Sequential numbering is a special case of "now". In large diameters, now
gets very expensive. This is a special case of that assertion. If there is
a way to get away from this presumption of the need for sequential
numbering, you will be miles better off.
ZK can do better than you suggest. Incrementing a counter does involve
potential contention, but you will very likely be able to get to pretty high
rates before the optimistic locking begins to fail. If you code your update
with a few tries at full speed followed by some form of retry back-off, you
should get pretty close to the best possible performance.
You might also try building a lock with an ephemeral file before updating
the counter. I would expect that this will be slower than the back-off
option if only because involves more transactions in ZK. IF you wanted to
get too complicated for your own good, you could have a secondary strategy
flag that is only sampled by all clients every few seconds and is updated
whenever a client needs to back-off more than say 5 steps. If this flag has
been updated recently, then clients should switch to the locking protocol.

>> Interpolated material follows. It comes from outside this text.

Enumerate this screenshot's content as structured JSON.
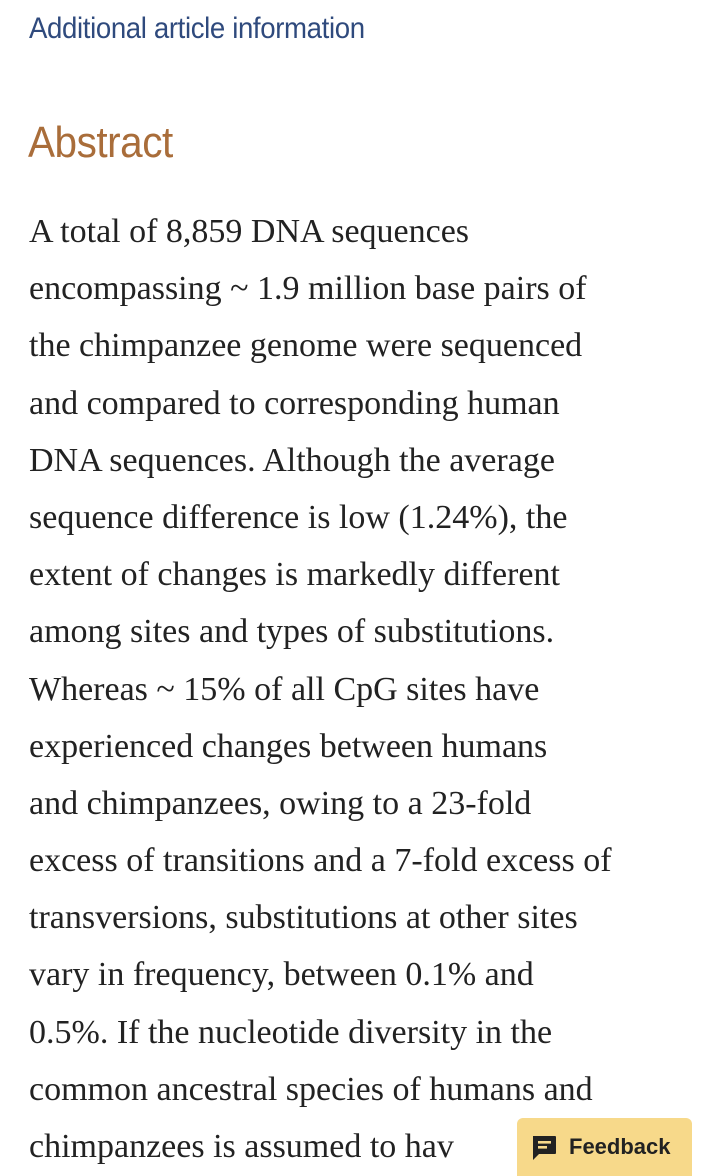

You might even have several locks so that you don't exclude all other
updaters, merely thin them out a bit. This flagged strategy would run as
fast as optimistic locking as long as optimistic locking is fast and then
would limit the total number of transactions needed under very high load.
On Thu, Aug 5, 2010 at 3:31 PM, Jonathan Holloway <
> My so far involve:
> a) Creating a node with PERSISTENT_SEQUENTIAL then deleting it - this gives
> me the monotonically increasing number, but the sequence number isn't
> b) Storing the sequence number in the data portion of a persistent node -
> then updating this (using the version number - aka optimistic locking).
> problem with this is that under high load I'm assuming there'll be a lot of
> contention and hence failures with regards to updates.